With the advantage of the English language and a high number of Briton's working overseas, the UK has been the poster child for trading worldwide. As the world gets smaller through use of the internet, we've been given every chance to build highly successful global corporations. But with a possible EU exit looming ahead and the economy still on unsteady legs, we look to our SMEs to increase exports.

Were we to encourage more SMEs to export, then the UK's financial situation would change. The European debt crisis, however, has impacted the trading activities of British SMEs. As Europe is Britain's main trading partner, UK SMEs need a boost in confidence to do business on an international scale.

Worries about currency volatility is steadily increasing, with 61 per cent of SMEs concerned by foreign exchange fluctuation compared to the previous 49 per cent in the final quarter of 2012, according to Western Union Business Solutions International Trade Monitor. Additionally, 83 per cent of SMEs thought the Eurozone crisis would stay the same or become worse within the next 12 months.

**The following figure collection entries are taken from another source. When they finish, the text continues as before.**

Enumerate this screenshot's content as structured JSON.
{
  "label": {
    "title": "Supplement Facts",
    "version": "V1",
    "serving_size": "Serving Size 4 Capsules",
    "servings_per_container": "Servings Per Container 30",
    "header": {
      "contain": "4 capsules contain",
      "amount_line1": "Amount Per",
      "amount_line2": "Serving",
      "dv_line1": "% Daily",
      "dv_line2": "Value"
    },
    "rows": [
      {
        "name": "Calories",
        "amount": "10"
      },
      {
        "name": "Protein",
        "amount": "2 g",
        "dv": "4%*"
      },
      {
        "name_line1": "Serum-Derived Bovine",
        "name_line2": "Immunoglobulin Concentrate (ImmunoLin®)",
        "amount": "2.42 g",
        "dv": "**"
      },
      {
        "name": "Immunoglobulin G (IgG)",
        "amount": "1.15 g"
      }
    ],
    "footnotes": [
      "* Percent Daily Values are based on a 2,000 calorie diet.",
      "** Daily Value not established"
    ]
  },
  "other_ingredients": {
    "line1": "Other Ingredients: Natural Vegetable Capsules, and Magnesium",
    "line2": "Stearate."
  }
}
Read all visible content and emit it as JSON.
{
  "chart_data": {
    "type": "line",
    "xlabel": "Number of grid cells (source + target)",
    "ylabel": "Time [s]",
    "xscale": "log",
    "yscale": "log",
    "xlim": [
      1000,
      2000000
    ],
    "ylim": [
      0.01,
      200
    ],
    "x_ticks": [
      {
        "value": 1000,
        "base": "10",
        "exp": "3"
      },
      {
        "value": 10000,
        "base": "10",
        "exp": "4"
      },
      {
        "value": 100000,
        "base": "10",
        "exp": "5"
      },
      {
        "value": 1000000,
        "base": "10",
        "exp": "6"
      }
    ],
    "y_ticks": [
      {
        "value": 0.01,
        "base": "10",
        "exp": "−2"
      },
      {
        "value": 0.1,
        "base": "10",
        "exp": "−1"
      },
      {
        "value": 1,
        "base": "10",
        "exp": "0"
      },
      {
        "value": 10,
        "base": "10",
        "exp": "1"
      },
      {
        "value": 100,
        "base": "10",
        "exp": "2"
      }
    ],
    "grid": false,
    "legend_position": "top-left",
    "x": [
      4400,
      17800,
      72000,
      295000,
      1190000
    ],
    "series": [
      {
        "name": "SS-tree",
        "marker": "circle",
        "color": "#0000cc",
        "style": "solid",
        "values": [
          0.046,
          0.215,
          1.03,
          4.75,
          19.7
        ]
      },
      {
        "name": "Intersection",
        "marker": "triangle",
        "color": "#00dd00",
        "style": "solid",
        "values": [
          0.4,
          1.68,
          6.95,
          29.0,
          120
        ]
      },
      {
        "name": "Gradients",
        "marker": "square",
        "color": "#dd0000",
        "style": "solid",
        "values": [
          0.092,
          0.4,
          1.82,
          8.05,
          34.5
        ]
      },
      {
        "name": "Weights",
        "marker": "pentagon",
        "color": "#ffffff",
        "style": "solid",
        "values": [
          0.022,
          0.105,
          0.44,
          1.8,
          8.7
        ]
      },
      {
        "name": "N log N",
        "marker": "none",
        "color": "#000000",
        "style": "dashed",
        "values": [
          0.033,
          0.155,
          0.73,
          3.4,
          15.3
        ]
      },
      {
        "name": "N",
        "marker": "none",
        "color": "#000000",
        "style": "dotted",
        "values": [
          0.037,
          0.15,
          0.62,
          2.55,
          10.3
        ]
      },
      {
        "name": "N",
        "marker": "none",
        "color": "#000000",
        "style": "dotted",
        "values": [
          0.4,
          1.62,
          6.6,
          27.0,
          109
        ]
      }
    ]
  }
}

We applaud the Bank of England's Funding for Lending Scheme. It creates incentives for banks to increase lending to UK households and businesses, which drives competition among lenders – beneficial to both consumers and businesses. Through incentive-based competitions, SMEs will find more self-confidence to trade outside the UK.

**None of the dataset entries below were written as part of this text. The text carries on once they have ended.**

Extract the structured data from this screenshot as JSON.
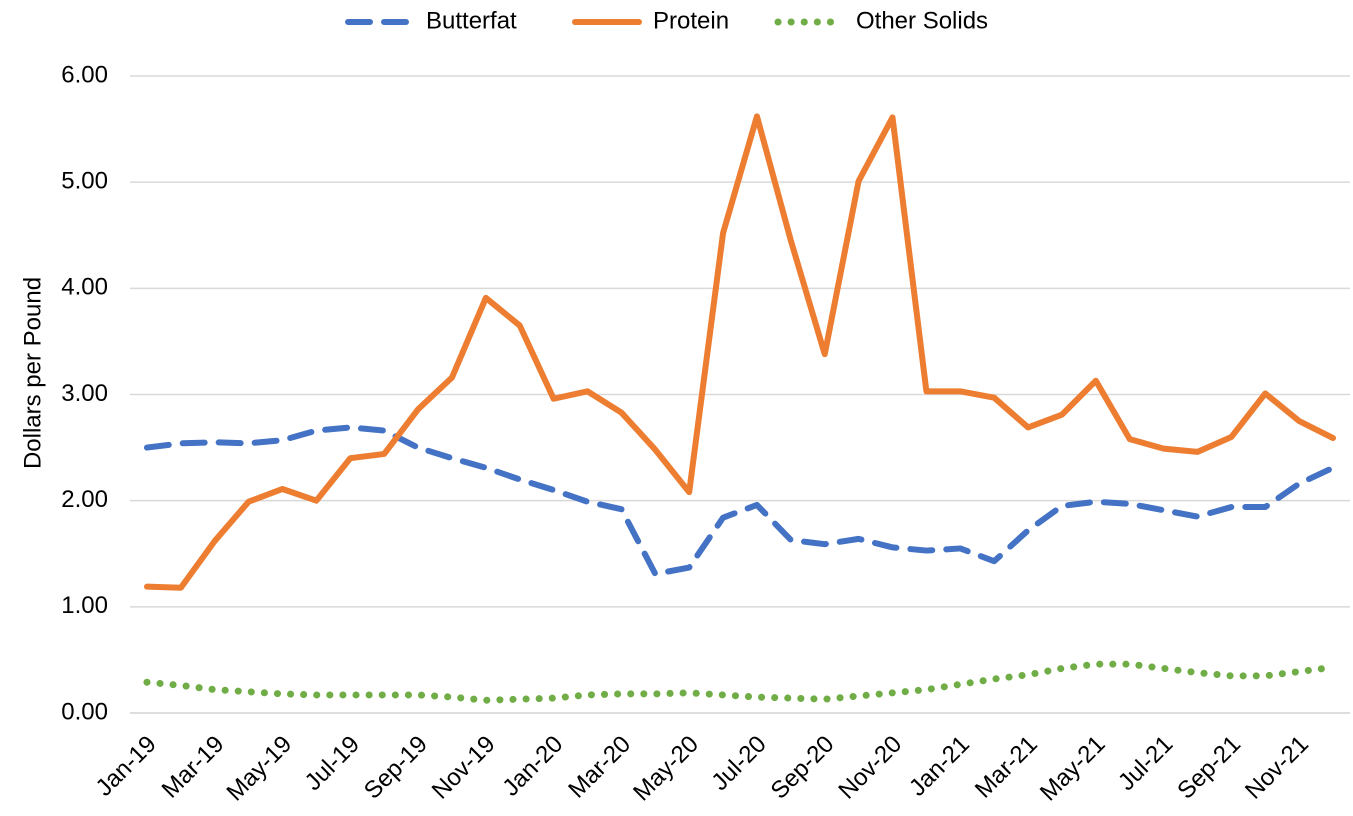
{
  "chart_data": {
    "type": "line",
    "y_label": "Dollars per Pound",
    "categories": [
      "Jan-19",
      null,
      "Mar-19",
      null,
      "May-19",
      null,
      "Jul-19",
      null,
      "Sep-19",
      null,
      "Nov-19",
      null,
      "Jan-20",
      null,
      "Mar-20",
      null,
      "May-20",
      null,
      "Jul-20",
      null,
      "Sep-20",
      null,
      "Nov-20",
      null,
      "Jan-21",
      null,
      "Mar-21",
      null,
      "May-21",
      null,
      "Jul-21",
      null,
      "Sep-21",
      null,
      "Nov-21",
      null
    ],
    "series": [
      {
        "name": "Butterfat",
        "color": "#4472c4",
        "style": "dashed",
        "values": [
          2.5,
          2.54,
          2.55,
          2.54,
          2.57,
          2.66,
          2.69,
          2.66,
          2.5,
          2.4,
          2.31,
          2.2,
          2.1,
          1.99,
          1.92,
          1.31,
          1.37,
          1.84,
          1.96,
          1.63,
          1.59,
          1.64,
          1.56,
          1.53,
          1.55,
          1.43,
          1.72,
          1.95,
          1.99,
          1.97,
          1.91,
          1.85,
          1.94,
          1.94,
          2.16,
          2.31
        ]
      },
      {
        "name": "Protein",
        "color": "#ed7d31",
        "style": "solid",
        "values": [
          1.19,
          1.18,
          1.62,
          1.99,
          2.11,
          2.0,
          2.4,
          2.44,
          2.86,
          3.16,
          3.91,
          3.65,
          2.96,
          3.03,
          2.83,
          2.48,
          2.08,
          4.52,
          5.62,
          4.45,
          3.38,
          5.01,
          5.61,
          3.03,
          3.03,
          2.97,
          2.69,
          2.81,
          3.13,
          2.58,
          2.49,
          2.46,
          2.6,
          3.01,
          2.75,
          2.59
        ]
      },
      {
        "name": "Other Solids",
        "color": "#70ad47",
        "style": "dotted",
        "values": [
          0.29,
          0.26,
          0.22,
          0.2,
          0.18,
          0.17,
          0.17,
          0.17,
          0.17,
          0.15,
          0.12,
          0.13,
          0.14,
          0.17,
          0.18,
          0.18,
          0.19,
          0.17,
          0.15,
          0.14,
          0.13,
          0.16,
          0.19,
          0.22,
          0.27,
          0.32,
          0.36,
          0.42,
          0.46,
          0.46,
          0.42,
          0.38,
          0.35,
          0.35,
          0.39,
          0.43
        ]
      }
    ],
    "ylim": [
      0,
      6
    ],
    "yticks": [
      {
        "value": 0,
        "label": "0.00"
      },
      {
        "value": 1,
        "label": "1.00"
      },
      {
        "value": 2,
        "label": "2.00"
      },
      {
        "value": 3,
        "label": "3.00"
      },
      {
        "value": 4,
        "label": "4.00"
      },
      {
        "value": 5,
        "label": "5.00"
      },
      {
        "value": 6,
        "label": "6.00"
      }
    ],
    "grid": true,
    "legend": "top"
  }
}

Although the UK has award ceremonies in abundance, they improve performance and boost business credentials. Arguably, one of the greatest indicators of a firm's success is being handed a prestigious accolade for great performance, innovation or marketing. It creates confidence and attracts foreign business by showcasing their success in "innovation", "developing sustainability", "one of the one's to watch", or "successfully expanding overseas" - whichever the award may be.

A spokesperson from Tiffany Rose, the winner of the Queen's Award for Enterprise International Trade, states that such awards are “recognised internationally as a hallmark of quality and will help support international expansion plans. International sales now make up more than 50 per cent of our revenue and area key component of our growth strategy for the future.”

Another success story comes in the form of Wakefield Shirt Company, a local firm with global ambitions. Their approach towards making shirts and uniforms for businesses and individuals borders on the personal, something which most of their clients value pretty highly. The company’s reputation, which was already growing beforehand, is likely to do so even more after they received an award.

It's a two-for-the-price-of-one scenario. Businesses use their awards to remind customers, investors and retailers that their products or services have been given a seal of approval by the captains of industry. They will also gain confidence, knowing they have been deemed one of the best from their industries, to expand their businesses into foreign territory.